The recent intervention of Caja Sullana by the Superintendency of Banking, Insurance and AFP (SBS) has raised alarm bells about the health of the Peruvian financial system. This episode, far from being an isolated incident, should be seen as an opportunity to reflect on the impact of certain laws approved by Congress that, with the intention of protecting consumers, are having counterproductive effects on the sector.
Jorge Antonio Delgado, president of the Association of Microfinance Institutions of Peru (SBS), said that the action of the SBS “should generate peace of mind,” highlighting the existence of the Deposit Insurance Fund as a protection mechanism for savers. However, Delgado warned about the dangers of legislation such as the Law against Usury in the financial system.

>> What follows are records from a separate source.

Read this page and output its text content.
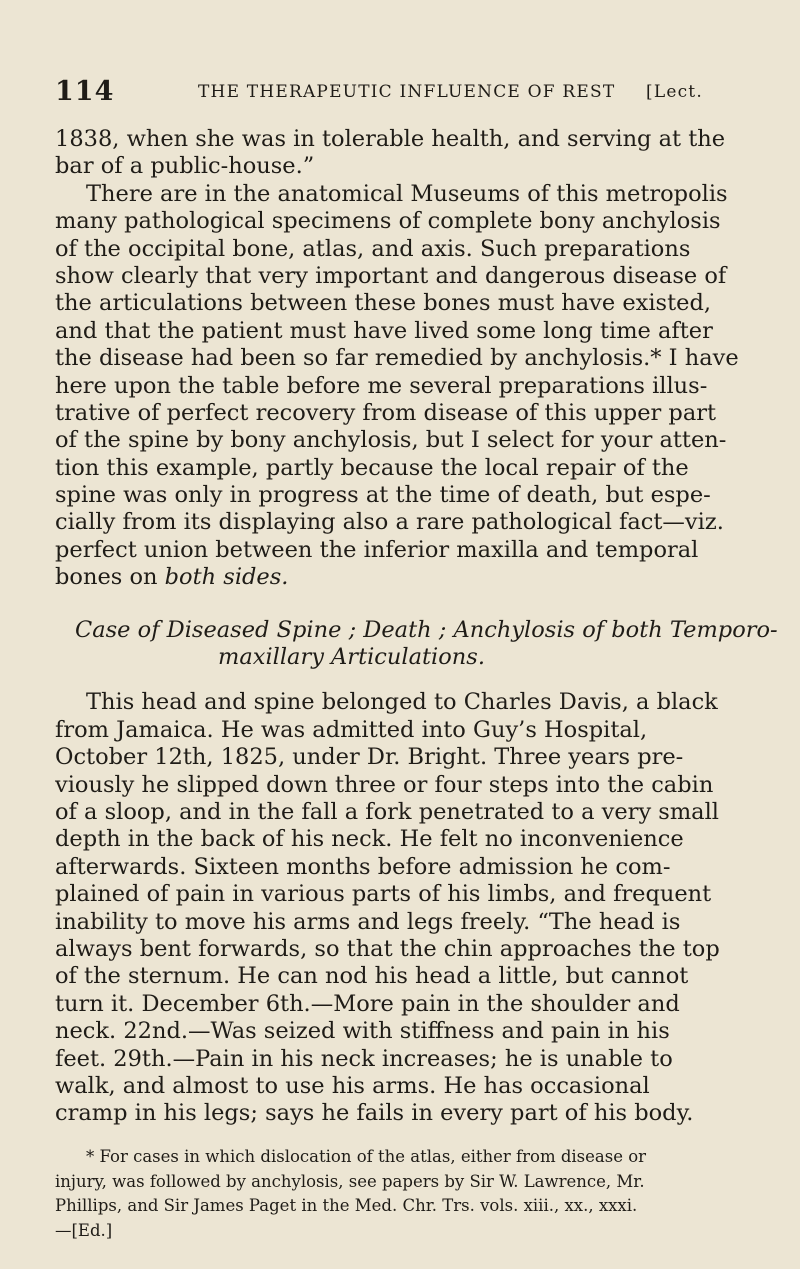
114	THE THERAPEUTIC INFLUENCE OF REST [Lect.
1838, when she was in tolerable health, and serving at the
bar of a public-house.”
There are in the anatomical Museums of this metropolis
many pathological specimens of complete bony anchylosis
of the occipital bone, atlas, and axis. Such preparations
show clearly that very important and dangerous disease of
the articulations between these bones must have existed,
and that the patient must have lived some long time after
the disease had been so far remedied by anchylosis.* I have
here upon the table before me several preparations illus-
trative of perfect recovery from disease of this upper part
of the spine by bony anchylosis, but I select for your atten-
tion this example, partly because the local repair of the
spine was only in progress at the time of death, but espe-
cially from its displaying also a rare pathological fact—viz.
perfect union between the inferior maxilla and temporal
bones on both sides.
Case of Diseased Spine ; Death ; Anchylosis of both Temporo-
maxillary Articulations.
This head and spine belonged to Charles Davis, a black
from Jamaica. He was admitted into Guy’s Hospital,
October 12th, 1825, under Dr. Bright. Three years pre-
viously he slipped down three or four steps into the cabin
of a sloop, and in the fall a fork penetrated to a very small
depth in the back of his neck. He felt no inconvenience
afterwards. Sixteen months before admission he com-
plained of pain in various parts of his limbs, and frequent
inability to move his arms and legs freely. “The head is
always bent forwards, so that the chin approaches the top
of the sternum. He can nod his head a little, but cannot
turn it. December 6th.—More pain in the shoulder and
neck. 22nd.—Was seized with stiffness and pain in his
feet. 29th.—Pain in his neck increases; he is unable to
walk, and almost to use his arms. He has occasional
cramp in his legs; says he fails in every part of his body.
* For cases in which dislocation of the atlas, either from disease or
injury, was followed by anchylosis, see papers by Sir W. Lawrence, Mr.
Phillips, and Sir James Paget in the Med. Chr. Trs. vols. xiii., xx., xxxi.
—[Ed.]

“Entrepreneurs and the most vulnerable people are precisely the ones affected by laws such as the one on interest rate caps, which expose them to extortionate loans such as the ‘gota a gota’ (gota-gota) law,” Delgado said. According to data from the Central Reserve Bank (BCR), this law has harmed 542,600 users, excluding them from the formal financial system and exposing them to informal and potentially dangerous credit practices.
The BCR reported that 40% of those affected (218,300 people) were expelled from the client portfolios of financial institutions, while the remaining 60% (324,600) were excluded from the banking process. This has mainly impacted low-income debtors without sufficient credit history.

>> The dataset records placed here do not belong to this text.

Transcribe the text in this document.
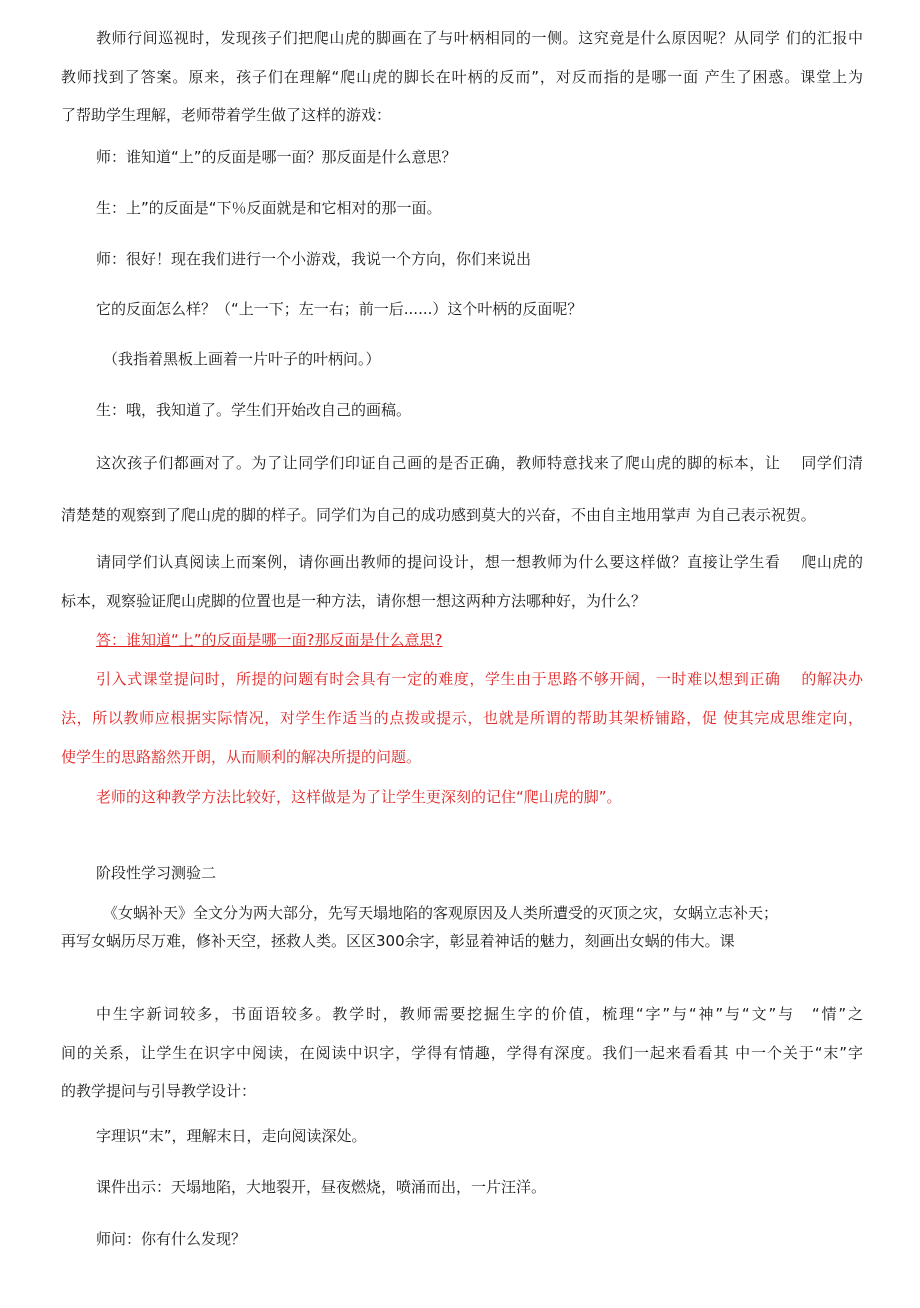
教师行间巡视时，发现孩子们把爬山虎的脚画在了与叶柄相同的一侧。这究竟是什么原因呢？从同学 们的汇报中

教师找到了答案。原来，孩子们在理解“爬山虎的脚长在叶柄的反而”，对反而指的是哪一面 产生了困惑。课堂上为

了帮助学生理解，老师带着学生做了这样的游戏：

师：谁知道“上”的反面是哪一面？那反面是什么意思？

生：上”的反面是“下％反面就是和它相对的那一面。

师：很好！现在我们进行一个小游戏，我说一个方向，你们来说出

它的反面怎么样？（“上一下；左一右；前一后......）这个叶柄的反面呢？

（我指着黑板上画着一片叶子的叶柄问。）

生：哦，我知道了。学生们开始改自己的画稿。

这次孩子们都画对了。为了让同学们印证自己画的是否正确，教师特意找来了爬山虎的脚的标本，让　 同学们清

清楚楚的观察到了爬山虎的脚的样子。同学们为自己的成功感到莫大的兴奋，不由自主地用掌声 为自己表示祝贺。

请同学们认真阅读上而案例，请你画出教师的提问设计，想一想教师为什么要这样做？直接让学生看　 爬山虎的

标本，观察验证爬山虎脚的位置也是一种方法，请你想一想这两种方法哪种好，为什么？

答：谁知道“上”的反面是哪一面?那反面是什么意思?

引入式课堂提问时，所提的问题有时会具有一定的难度，学生由于思路不够开阔，一时难以想到正确　 的解决办

法，所以教师应根据实际情况，对学生作适当的点拨或提示，也就是所谓的帮助其架桥铺路，促 使其完成思维定向，

使学生的思路豁然开朗，从而顺利的解决所提的问题。

老师的这种教学方法比较好，这样做是为了让学生更深刻的记住“爬山虎的脚”。

阶段性学习测验二

《女蜗补天》全文分为两大部分，先写天塌地陷的客观原因及人类所遭受的灭顶之灾，女蜗立志补天；

再写女蜗历尽万难，修补天空，拯救人类。区区300余字，彰显着神话的魅力，刻画出女蜗的伟大。课

中生字新词较多，书面语较多。教学时，教师需要挖掘生字的价值，梳理“字”与“神”与“文”与　“情”之

间的关系，让学生在识字中阅读，在阅读中识字，学得有情趣，学得有深度。我们一起来看看其 中一个关于“末”字

的教学提问与引导教学设计：

字理识“末”，理解末日，走向阅读深处。

课件出示：天塌地陷，大地裂开，昼夜燃烧，喷涌而出，一片汪洋。

师问：你有什么发现？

Delgado called on Congress to create “laws that are positive for the financial system” and on the Executive to promote economic growth. “The Government must ensure that the economy grows at a faster rate, where it is more permeable for income to trickle down to entrepreneurs, who are the largest part of the population,” he said.
The intervention of Caja Sullana serves as a reminder of the delicate interplay between regulation and the market in the financial sector. While seeking to protect consumers, it is necessary to avoid measures that, paradoxically, push them towards riskier and less regulated financial options.